Parti républicain : un parti fasciste

Pas un jour sans que Trump ne s’attaque aux journalistes, à la justice de son pays et aux agences du renseignement. A savoir tous ceux qui questionnent son pouvoir. Pour parvenir à ses fins, il s’adresse à sa base en mentant effrontément, jour après jour, avec de plus en plus d’aplomb et de violence. Il s’adresse à sa base, à l’opinion publique par des tweets rageurs qui appellent ses troupes à la haine contre les journalistes, les membres des agences du renseignement et la justice car il sait qu’il n’a aucune chance d’avoir raison face à une cour de justice.

Les journalistes américains sont menacés à cause de sa rhétorique nauséabonde. Le juge qui instruit le procès de Manafort a reçu des menaces et doit être protégé par la police. Dans un pays qui a atteint ce degré de violence, où les armes sont en vente libre, où les tueries de masse sont fréquentes, sa tactique n’est rien d’autre qu’un appel public au meurtre de ses opposants.

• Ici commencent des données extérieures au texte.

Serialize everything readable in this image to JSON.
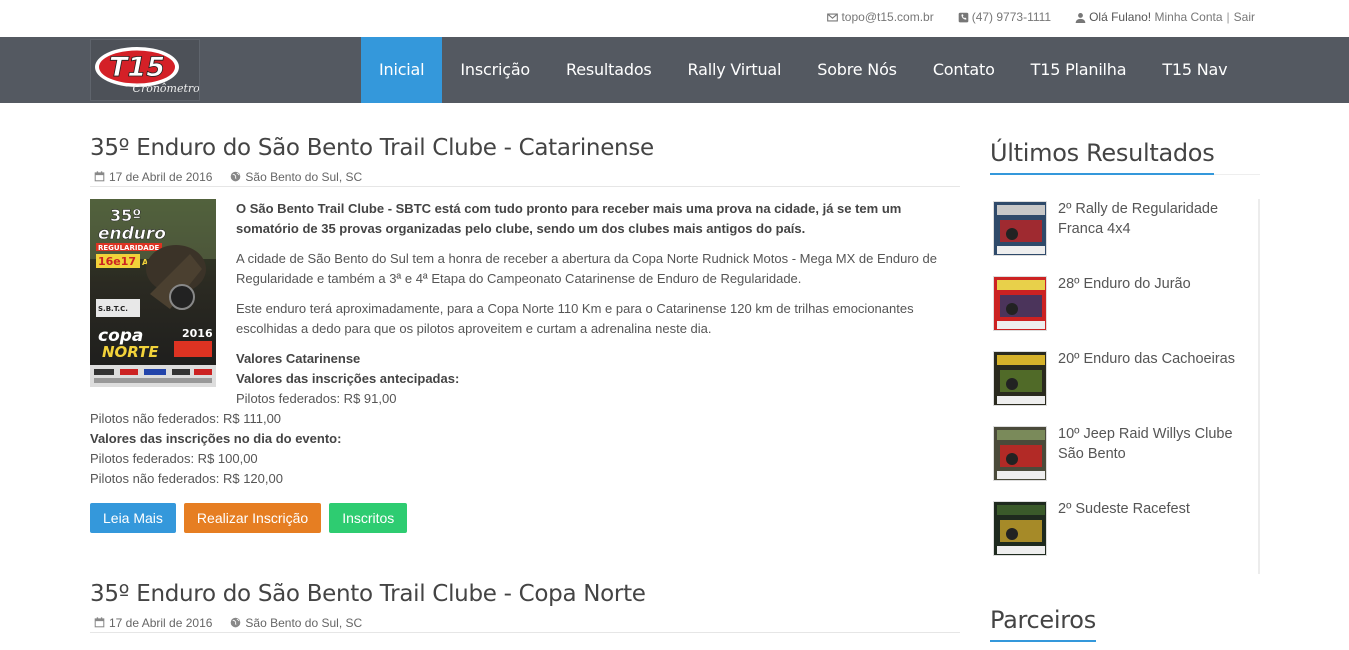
{
  "topbar": {
    "email": "topo@t15.com.br",
    "phone": "(47) 9773-1111",
    "greeting": "Olá Fulano!",
    "account_link": "Minha Conta",
    "separator": "|",
    "logout_link": "Sair"
  },
  "logo": {
    "text": "T15",
    "tagline": "Cronômetros"
  },
  "nav": {
    "items": [
      {
        "label": "Inicial",
        "active": true
      },
      {
        "label": "Inscrição"
      },
      {
        "label": "Resultados"
      },
      {
        "label": "Rally Virtual"
      },
      {
        "label": "Sobre Nós"
      },
      {
        "label": "Contato"
      },
      {
        "label": "T15 Planilha"
      },
      {
        "label": "T15 Nav"
      }
    ]
  },
  "posts": [
    {
      "title": "35º Enduro do São Bento Trail Clube - Catarinense",
      "date": "17 de Abril de 2016",
      "location": "São Bento do Sul, SC",
      "lead": "O São Bento Trail Clube - SBTC está com tudo pronto para receber mais uma prova na cidade, já se tem um somatório de 35 provas organizadas pelo clube, sendo um dos clubes mais antigos do país.",
      "paragraph1": "A cidade de São Bento do Sul tem a honra de receber a abertura da Copa Norte Rudnick Motos - Mega MX de Enduro de Regularidade e também a 3ª e 4ª Etapa do Campeonato Catarinense de Enduro de Regularidade.",
      "paragraph2": "Este enduro terá aproximadamente, para a Copa Norte 110 Km e para o Catarinense 120 km de trilhas emocionantes escolhidas a dedo para que os pilotos aproveitem e curtam a adrenalina neste dia.",
      "values_title": "Valores Catarinense",
      "early_title": "Valores das inscrições antecipadas:",
      "early_fed": "Pilotos federados: R$ 91,00",
      "early_nonfed": "Pilotos não federados: R$ 111,00",
      "day_title": "Valores das inscrições no dia do evento:",
      "day_fed": "Pilotos federados: R$ 100,00",
      "day_nonfed": "Pilotos não federados: R$ 120,00",
      "buttons": {
        "read_more": "Leia Mais",
        "register": "Realizar Inscrição",
        "registered": "Inscritos"
      },
      "poster_text": [
        "35º",
        "enduro",
        "REGULARIDADE",
        "16e17",
        "ABRIL",
        "S.B.T.C.",
        "copa",
        "NORTE",
        "2016"
      ]
    },
    {
      "title": "35º Enduro do São Bento Trail Clube - Copa Norte",
      "date": "17 de Abril de 2016",
      "location": "São Bento do Sul, SC"
    }
  ],
  "sidebar": {
    "results_title": "Últimos Resultados",
    "results": [
      {
        "title": "2º Rally de Regularidade Franca 4x4"
      },
      {
        "title": "28º Enduro do Jurão"
      },
      {
        "title": "20º Enduro das Cachoeiras"
      },
      {
        "title": "10º Jeep Raid Willys Clube São Bento"
      },
      {
        "title": "2º Sudeste Racefest"
      }
    ],
    "partners_title": "Parceiros"
  },
  "colors": {
    "nav_bg": "#545961",
    "accent_blue": "#3498db",
    "btn_orange": "#e67e22",
    "btn_green": "#2ecc71"
  },
  "icons": {
    "email": "envelope-icon",
    "phone": "phone-icon",
    "user": "user-icon",
    "date": "calendar-icon",
    "location": "globe-icon"
  }
}
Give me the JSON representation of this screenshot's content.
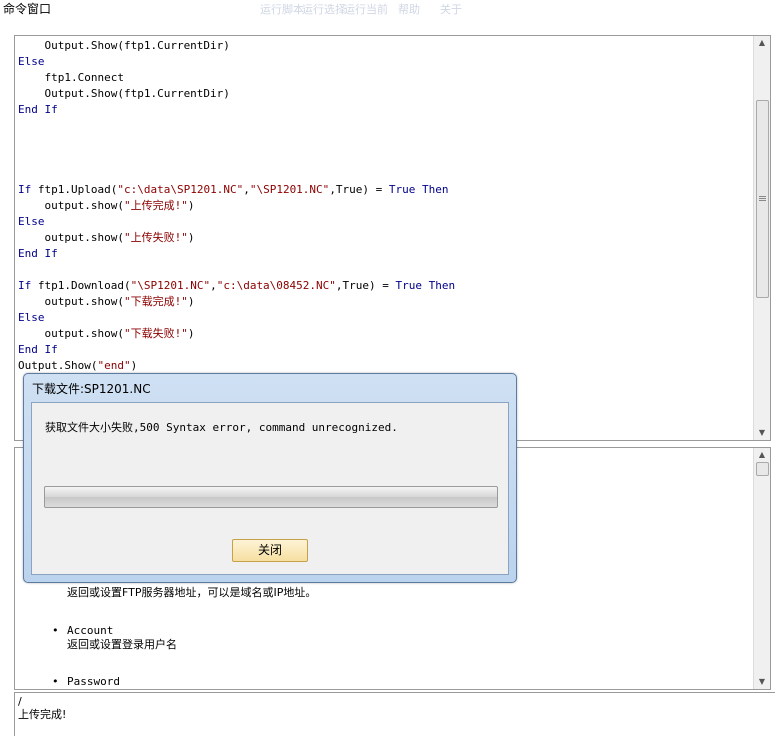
{
  "window": {
    "title": "命令窗口",
    "faint_menu": [
      "运行脚本",
      "运行选择",
      "运行当前",
      "帮助",
      "关于"
    ]
  },
  "editor": {
    "lines": [
      [
        {
          "t": "    Output.Show(ftp1.CurrentDir)",
          "c": "n"
        }
      ],
      [
        {
          "t": "Else",
          "c": "kw"
        }
      ],
      [
        {
          "t": "    ftp1.Connect",
          "c": "n"
        }
      ],
      [
        {
          "t": "    Output.Show(ftp1.CurrentDir)",
          "c": "n"
        }
      ],
      [
        {
          "t": "End If",
          "c": "kw"
        }
      ],
      [
        {
          "t": "",
          "c": "n"
        }
      ],
      [
        {
          "t": "",
          "c": "n"
        }
      ],
      [
        {
          "t": "",
          "c": "n"
        }
      ],
      [
        {
          "t": "",
          "c": "n"
        }
      ],
      [
        {
          "t": "If ",
          "c": "kw"
        },
        {
          "t": "ftp1.Upload(",
          "c": "n"
        },
        {
          "t": "\"c:\\data\\SP1201.NC\"",
          "c": "str"
        },
        {
          "t": ",",
          "c": "n"
        },
        {
          "t": "\"\\SP1201.NC\"",
          "c": "str"
        },
        {
          "t": ",True) = ",
          "c": "n"
        },
        {
          "t": "True Then",
          "c": "kw"
        }
      ],
      [
        {
          "t": "    output.show(",
          "c": "n"
        },
        {
          "t": "\"上传完成!\"",
          "c": "str"
        },
        {
          "t": ")",
          "c": "n"
        }
      ],
      [
        {
          "t": "Else",
          "c": "kw"
        }
      ],
      [
        {
          "t": "    output.show(",
          "c": "n"
        },
        {
          "t": "\"上传失败!\"",
          "c": "str"
        },
        {
          "t": ")",
          "c": "n"
        }
      ],
      [
        {
          "t": "End If",
          "c": "kw"
        }
      ],
      [
        {
          "t": "",
          "c": "n"
        }
      ],
      [
        {
          "t": "If ",
          "c": "kw"
        },
        {
          "t": "ftp1.Download(",
          "c": "n"
        },
        {
          "t": "\"\\SP1201.NC\"",
          "c": "str"
        },
        {
          "t": ",",
          "c": "n"
        },
        {
          "t": "\"c:\\data\\08452.NC\"",
          "c": "str"
        },
        {
          "t": ",True) = ",
          "c": "n"
        },
        {
          "t": "True Then",
          "c": "kw"
        }
      ],
      [
        {
          "t": "    output.show(",
          "c": "n"
        },
        {
          "t": "\"下载完成!\"",
          "c": "str"
        },
        {
          "t": ")",
          "c": "n"
        }
      ],
      [
        {
          "t": "Else",
          "c": "kw"
        }
      ],
      [
        {
          "t": "    output.show(",
          "c": "n"
        },
        {
          "t": "\"下载失败!\"",
          "c": "str"
        },
        {
          "t": ")",
          "c": "n"
        }
      ],
      [
        {
          "t": "End If",
          "c": "kw"
        }
      ],
      [
        {
          "t": "Output.Show(",
          "c": "n"
        },
        {
          "t": "\"end\"",
          "c": "str"
        },
        {
          "t": ")",
          "c": "n"
        }
      ]
    ],
    "colors": {
      "kw": "#00008b",
      "str": "#8b0000",
      "n": "#000000"
    }
  },
  "help": {
    "host_desc": "返回或设置FTP服务器地址，可以是域名或IP地址。",
    "account_name": "Account",
    "account_desc": "返回或设置登录用户名",
    "password_name": "Password"
  },
  "output": {
    "line1": "/",
    "line2": "上传完成!"
  },
  "dialog": {
    "title": "下载文件:SP1201.NC",
    "message": "获取文件大小失败,500 Syntax error, command unrecognized.",
    "progress_fraction": 0,
    "close_label": "关闭"
  }
}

En plus de sa corruption personnelle et de celle d’une large partie des membres de son gouvernement, il se permet ce qu’aucun président n’a fait depuis Nixon : s’ingérer avec véhémence dans le cours de la justice. La grande différence avec Nixon est qu’il le fait en plein jour. Par écrit et à la télévision, avec l’aide de son avocat véreux (Giuliani). Et le parti républicain continue d’être silencieux.

Si à l’époque de Nixon il avait eu la dignité de faire tomber le président, il est aujourd’hui un parti répugnant car sa volonté de garder le pouvoir par tous les moyens :

  • redécoupages électoraux en leur faveur (gerrymandering)
  • suppression arbitraire de votants (voters suppression)
  • interdiction d’exercer son droit de vote en cas de problèmes, même mineurs, avec la justice (felons can’t vote)
  • probable manipulation des élections présidentielles en 2000
  • obstruction parlementaire un an avant les élections de 2016 à la procédure de nomination d'un juge à la Cour suprême désigné par Obama dans l'espoir que l'issue des élections leur serait favorable
  • probable collusion avec la Russie en 2016
  • refus entêté de prendre acte des innombrables et gravissimes transgressions du président

en fait, de facto, un parti fasciste.

Commentaires

Il faut dire aussi qu'il n'y a pas un jour sans qu'un journaliste ne s'attaque a Trump.

Écrit par : P. Encehunick | 21/08/2018

trump est un bouc émissaire idéal, vulgaire, inculte, sans éducation on fait de lui le crétin de service, mais ses prédécesseurs ont fait quoi au juste, obama compris??????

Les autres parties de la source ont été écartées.